A través de los años he mantenido contacto con Rubén Machaen desde mi exilio. Lo he visto a él mismo desterrado. De alguna manera ya no éramos. Cuando yo insistía en hacer talleres literarios en Caracas y él insistía en asistir a los míos y a los de otros, pertenecíamos a una especie de fauna que aún se movía bajo un tejido social descompuesto, intentando salvar nuestras necesidades expresivas como un acto de coraje ciudadano. Al menos eso creímos, resistir y tratar de digerir la amargura. También compartimos un altar del exilio interior: El Ávila, lugar en el que pretendíamos reconciliarnos con el orden salvaje de aquel paisaje majestuoso, que mientras estuviese allí parecía garantizarnos la subsistencia de la ciudad y de nosotros mismos como ciudadanos.

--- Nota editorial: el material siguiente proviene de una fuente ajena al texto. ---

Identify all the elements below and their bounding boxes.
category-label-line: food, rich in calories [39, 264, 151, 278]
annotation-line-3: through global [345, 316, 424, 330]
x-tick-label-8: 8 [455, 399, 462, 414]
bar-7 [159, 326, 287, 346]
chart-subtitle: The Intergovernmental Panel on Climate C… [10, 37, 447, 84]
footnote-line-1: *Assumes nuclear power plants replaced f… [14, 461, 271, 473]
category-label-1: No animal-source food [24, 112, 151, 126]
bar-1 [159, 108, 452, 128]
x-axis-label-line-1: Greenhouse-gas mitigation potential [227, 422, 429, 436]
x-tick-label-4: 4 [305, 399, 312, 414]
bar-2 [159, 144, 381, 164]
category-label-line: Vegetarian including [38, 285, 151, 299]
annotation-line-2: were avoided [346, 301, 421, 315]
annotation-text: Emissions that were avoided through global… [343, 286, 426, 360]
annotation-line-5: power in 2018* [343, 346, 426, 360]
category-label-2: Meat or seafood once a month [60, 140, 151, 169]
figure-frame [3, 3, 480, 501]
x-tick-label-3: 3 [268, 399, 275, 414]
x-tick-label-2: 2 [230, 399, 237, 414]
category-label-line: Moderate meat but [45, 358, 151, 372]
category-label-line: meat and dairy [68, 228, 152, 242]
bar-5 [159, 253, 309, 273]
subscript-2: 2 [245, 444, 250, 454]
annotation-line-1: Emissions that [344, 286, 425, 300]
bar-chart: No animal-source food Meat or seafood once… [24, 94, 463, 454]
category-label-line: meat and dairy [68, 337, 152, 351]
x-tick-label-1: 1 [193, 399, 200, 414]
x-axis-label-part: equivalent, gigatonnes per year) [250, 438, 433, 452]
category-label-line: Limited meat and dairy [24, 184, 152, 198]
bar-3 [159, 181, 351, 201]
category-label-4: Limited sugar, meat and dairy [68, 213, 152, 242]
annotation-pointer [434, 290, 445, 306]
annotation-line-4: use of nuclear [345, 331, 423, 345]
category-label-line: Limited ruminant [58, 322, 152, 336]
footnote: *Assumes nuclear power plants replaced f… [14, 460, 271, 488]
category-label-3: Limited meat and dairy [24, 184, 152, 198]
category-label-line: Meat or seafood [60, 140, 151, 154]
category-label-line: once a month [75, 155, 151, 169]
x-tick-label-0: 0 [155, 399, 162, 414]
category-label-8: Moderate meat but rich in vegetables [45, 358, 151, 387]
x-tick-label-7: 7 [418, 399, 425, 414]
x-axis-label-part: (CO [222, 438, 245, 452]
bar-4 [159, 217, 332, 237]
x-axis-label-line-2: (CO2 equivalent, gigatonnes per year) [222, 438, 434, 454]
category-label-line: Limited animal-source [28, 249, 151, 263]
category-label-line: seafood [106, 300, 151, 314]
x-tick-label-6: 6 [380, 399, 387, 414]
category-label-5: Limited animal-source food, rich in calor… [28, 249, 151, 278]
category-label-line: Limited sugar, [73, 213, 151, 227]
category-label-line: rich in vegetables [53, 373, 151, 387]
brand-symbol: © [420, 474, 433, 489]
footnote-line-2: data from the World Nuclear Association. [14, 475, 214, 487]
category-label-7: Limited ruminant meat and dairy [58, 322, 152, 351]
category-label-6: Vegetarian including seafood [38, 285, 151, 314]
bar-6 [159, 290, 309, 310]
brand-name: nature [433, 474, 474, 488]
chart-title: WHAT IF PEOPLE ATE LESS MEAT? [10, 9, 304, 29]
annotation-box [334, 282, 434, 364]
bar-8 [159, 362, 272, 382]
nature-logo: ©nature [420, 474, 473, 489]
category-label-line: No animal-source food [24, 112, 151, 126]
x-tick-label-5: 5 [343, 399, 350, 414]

Muchas cosas han pasado desde entonces, en estos años Rubén se ha reafirmado como un personaje intergeneracional. Cada ser humano tiene su épica mínima y trata de ser consecuente con ella. Puedo arriesgarme a decir, luego de leer Soundtracks (rockolas que no existen) y de pasearme por su trabajo periodístico y por las incursiones como crítico de producciones audiovisuales, que él ha afinado un estilo coherente con su vida, un signo del purgatorio: no es hijo del milenio, ni siquiera lo preludia, es una bisagra entre las distintas generaciones que lo anteceden, se apropia de las voces de sus mayores, narra cómodo con la voz del padre, con la voz del hermano mayor, y desde ellas establece una relación oracular para intuir un futuro en el que no hay cabida para los perdedores alucinados, ni para sus leyes tribales.

En Soundtracks (Rockolas que no existen) el autor escribe sobre una generación y una época distintas a la suya, con la propiedad de aquel que las ha vivido intensamente. Machaen le toma el pulso a una época a la que no pertenece. Cualquiera que lea al autor sin conocerlo, podría ubicarlo en los años 80, no solo como testigo sino como uno de sus actores.